What I didn’t know, however, is that Eisenberg is a natural comedian, and very funny in a self-deprecating, self-aware way. He told Raymond the reason he can’t write in the third person is because he can’t lift his eyes from the floor long enough to describe things. “How did you know to look at the ceiling?” he asked the other writer. One of the audience questions was about what he wanted to be when he was a child. He didn’t skip a beat. “I wanted to play for the Phoenix Suns,” he said. “Little did I know my height at that age would be a final one.” I also didn’t know that Woody Allen tried to sue Jesse Eisenberg when he was sixteen.
Without a doubt, my vote for the most riveting hour of Wordstock has to go to Mary Gaitskill, Claire Vaye Watkins and Kathleen Alcott on stage with Allison Frost under the title “Unexpected Family: Finding Home.” The discussion was excellent, with three highly intelligent writers dead serious on some of the topics closest to them. They talked about families and their tertiary benefits, what aspects of the American family have changed beyond recognition and what aspects refuse to go away; they talked about their ambivalence towards motherhood, mothers as public property and the miraculous shift in perception from whore to Madonna that happens when a woman has a baby in her arms. But as much as what they talked about, it was how they talked about it that was interesting. I tried to describe the interpersonal crosscurrents at work in this panel, but what I wrote came out as grossly offensive to all concerned and probably libelous too. So all I’ll say is, if you are remotely interested in any of these people, keep an ear out for the OPB podcast of the event later in the year.

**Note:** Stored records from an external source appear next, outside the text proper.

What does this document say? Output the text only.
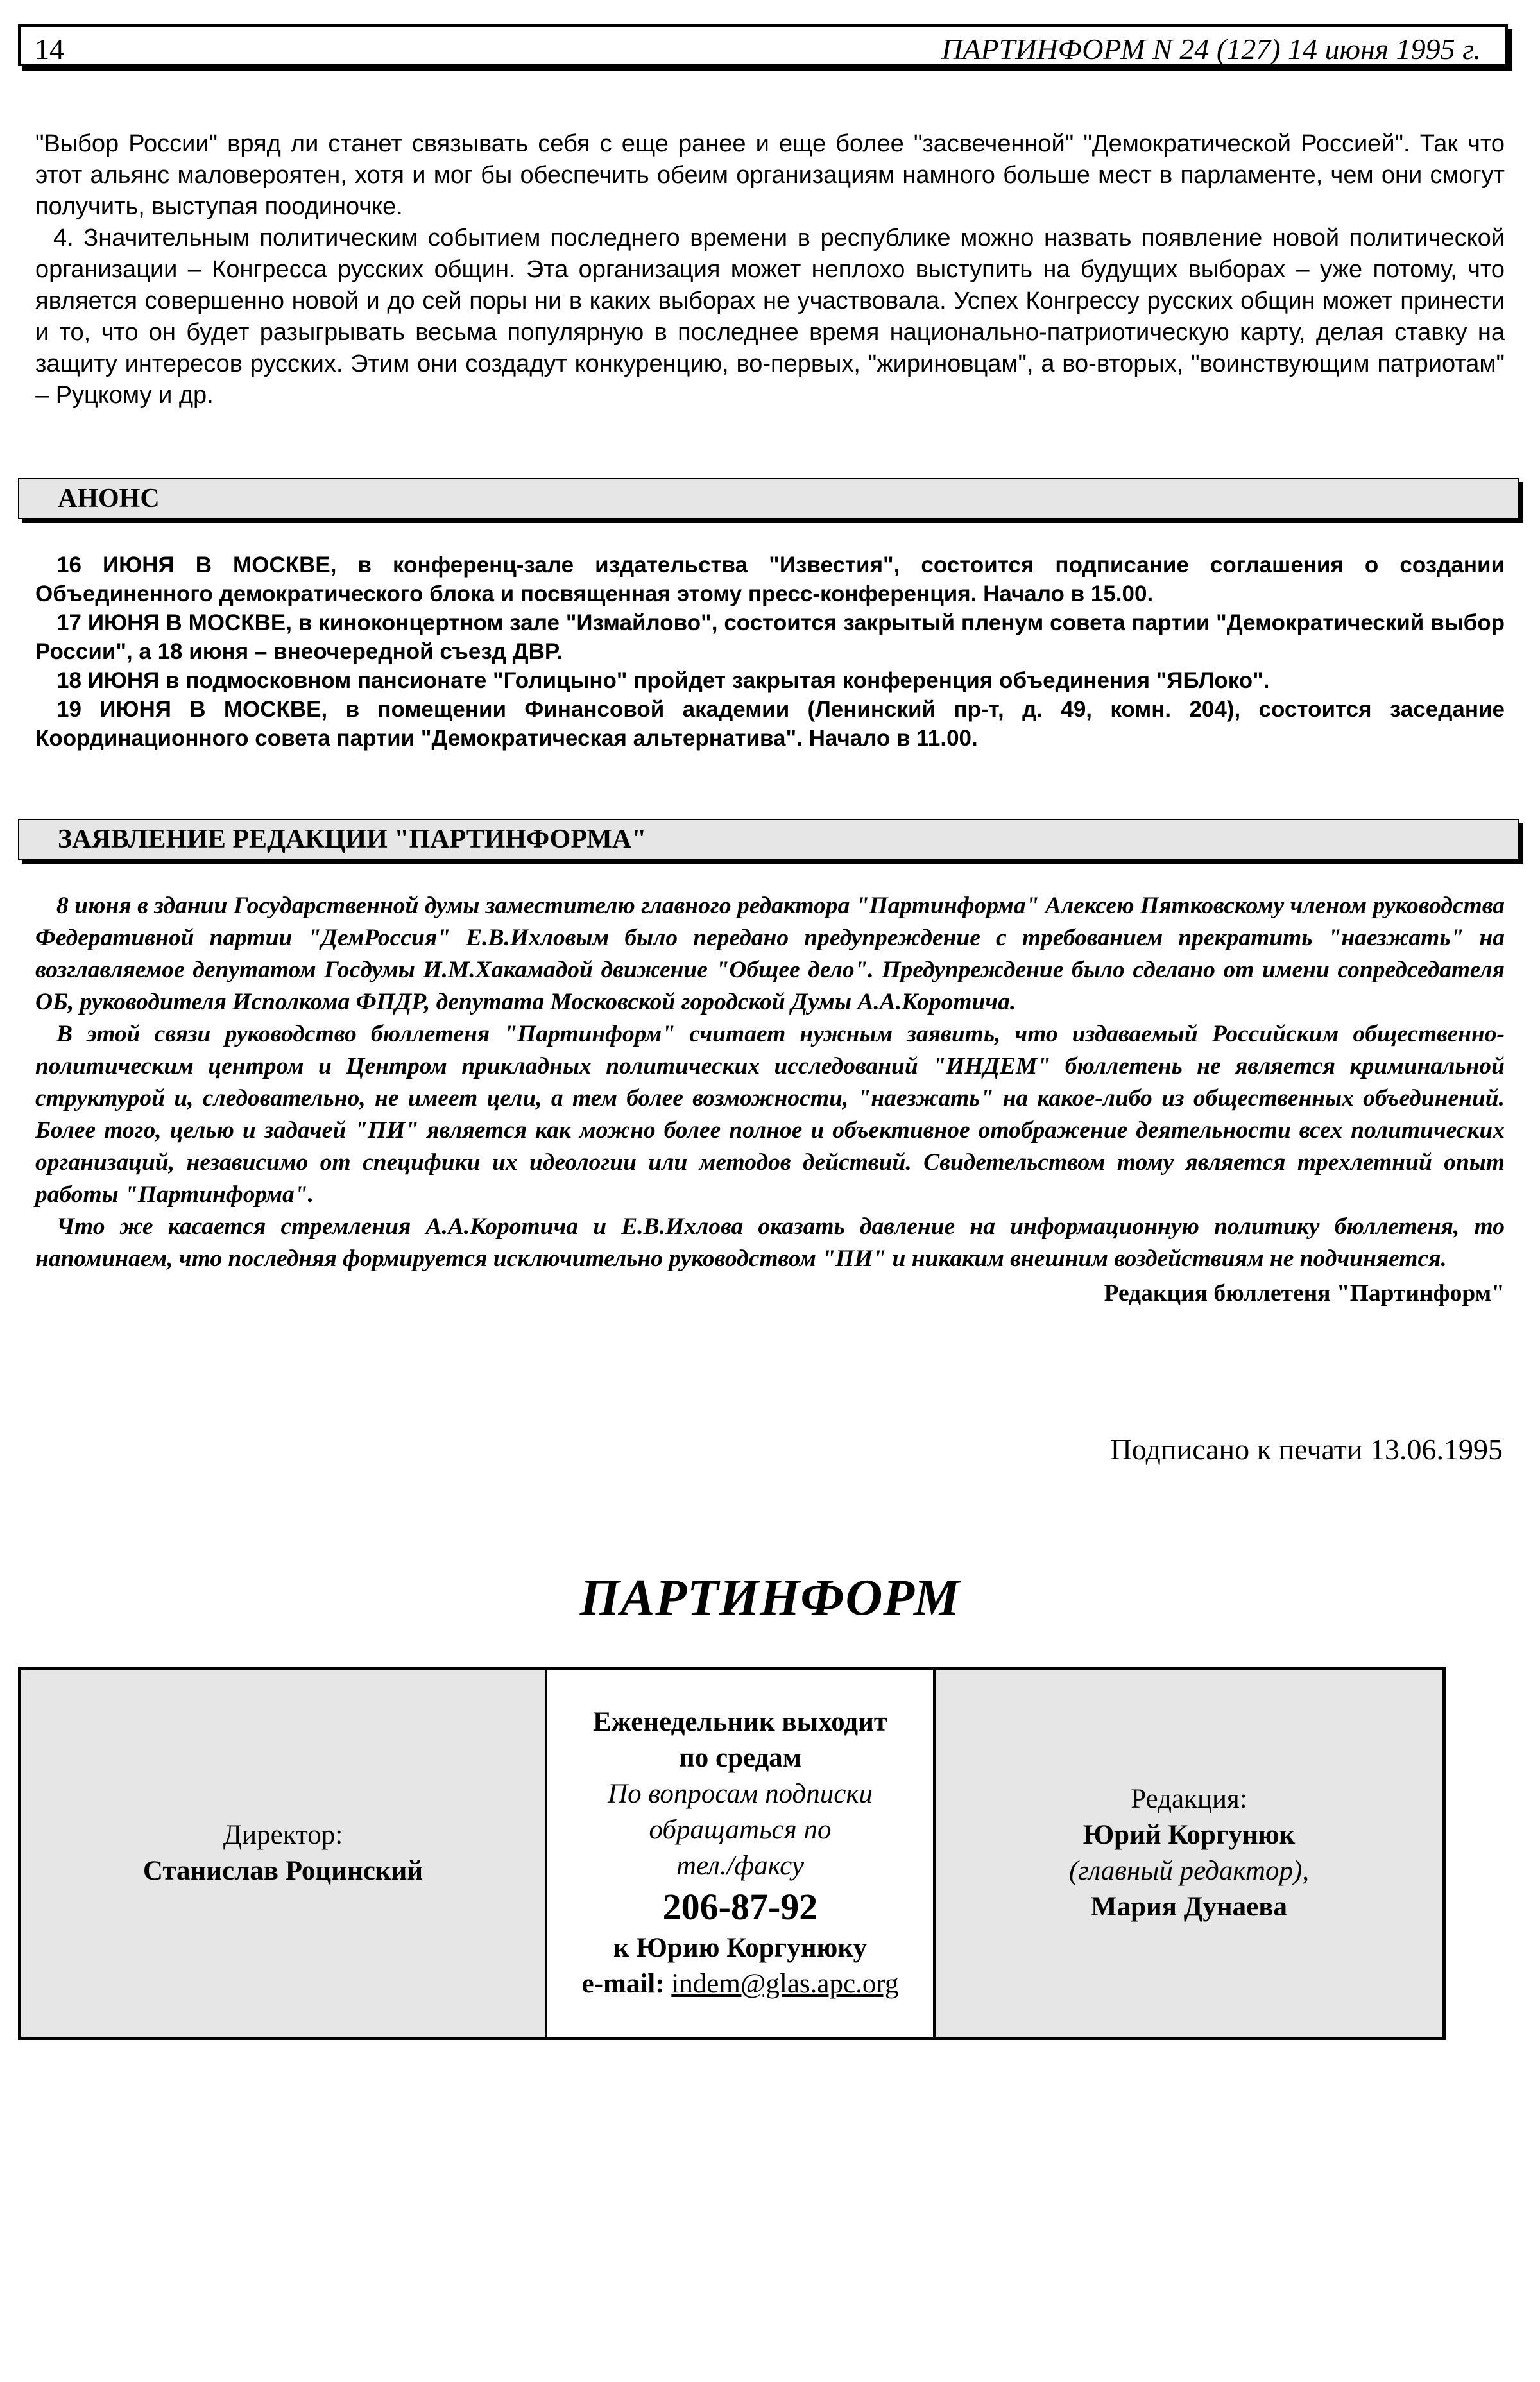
14	ПАРТИНФОРМ N 24 (127) 14 июня 1995 г.

"Выбор России" вряд ли станет связывать себя с еще ранее и еще более "засвеченной" "Демократической Россией". Так что этот альянс маловероятен, хотя и мог бы обеспечить обеим организациям намного больше мест в парламенте, чем они смогут получить, выступая поодиночке.

4. Значительным политическим событием последнего времени в республике можно назвать появление новой политической организации – Конгресса русских общин. Эта организация может неплохо выступить на будущих выборах – уже потому, что является совершенно новой и до сей поры ни в каких выборах не участвовала. Успех Конгрессу русских общин может принести и то, что он будет разыгрывать весьма популярную в последнее время национально-патриотическую карту, делая ставку на защиту интересов русских. Этим они создадут конкуренцию, во-первых, "жириновцам", а во-вторых, "воинствующим патриотам" – Руцкому и др.

АНОНС

16 ИЮНЯ В МОСКВЕ, в конференц-зале издательства "Известия", состоится подписание соглашения о создании Объединенного демократического блока и посвященная этому пресс-конференция. Начало в 15.00.

17 ИЮНЯ В МОСКВЕ, в киноконцертном зале "Измайлово", состоится закрытый пленум совета партии "Демократический выбор России", а 18 июня – внеочередной съезд ДВР.

18 ИЮНЯ в подмосковном пансионате "Голицыно" пройдет закрытая конференция объединения "ЯБЛоко".

19 ИЮНЯ В МОСКВЕ, в помещении Финансовой академии (Ленинский пр-т, д. 49, комн. 204), состоится заседание Координационного совета партии "Демократическая альтернатива". Начало в 11.00.

ЗАЯВЛЕНИЕ РЕДАКЦИИ "ПАРТИНФОРМА"

8 июня в здании Государственной думы заместителю главного редактора "Партинформа" Алексею Пятковскому членом руководства Федеративной партии "ДемРоссия" Е.В.Ихловым было передано предупреждение с требованием прекратить "наезжать" на возглавляемое депутатом Госдумы И.М.Хакамадой движение "Общее дело". Предупреждение было сделано от имени сопредседателя ОБ, руководителя Исполкома ФПДР, депутата Московской городской Думы А.А.Коротича.

В этой связи руководство бюллетеня "Партинформ" считает нужным заявить, что издаваемый Российским общественно-политическим центром и Центром прикладных политических исследований "ИНДЕМ" бюллетень не является криминальной структурой и, следовательно, не имеет цели, а тем более возможности, "наезжать" на какое-либо из общественных объединений. Более того, целью и задачей "ПИ" является как можно более полное и объективное отображение деятельности всех политических организаций, независимо от специфики их идеологии или методов действий. Свидетельством тому является трехлетний опыт работы "Партинформа".

Что же касается стремления А.А.Коротича и Е.В.Ихлова оказать давление на информационную политику бюллетеня, то напоминаем, что последняя формируется исключительно руководством "ПИ" и никаким внешним воздействиям не подчиняется.

Редакция бюллетеня "Партинформ"

Подписано к печати 13.06.1995
ПАРТИНФОРМ
Директор:
Станислав Роцинский
Еженедельник выходит
по средам
По вопросам подписки
обращаться по
тел./факсу
206-87-92
к Юрию Коргунюку
e-mail: indem@glas.apc.org
Редакция:
Юрий Коргунюк
(главный редактор),
Мария Дунаева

Other Wordstock highlights included Ursula K. Le Guin talking about the condescension of the term genre—“the word only the French can speak,” she called it, in a low growl that was very pleasing to hear come from a birdlike 86-year-old—and Willy Vlautin talking about just about anything, although my favourite line of his was describing why he became a writer: “I wanted to live on a wrecking yard with my uncle and barbecue and steal cars, and I couldn’t find a book that did those things so I just made one up.”
So yes, the festival was a very palpable hit. It made me hold my urine for five hours. I can think of no higher praise.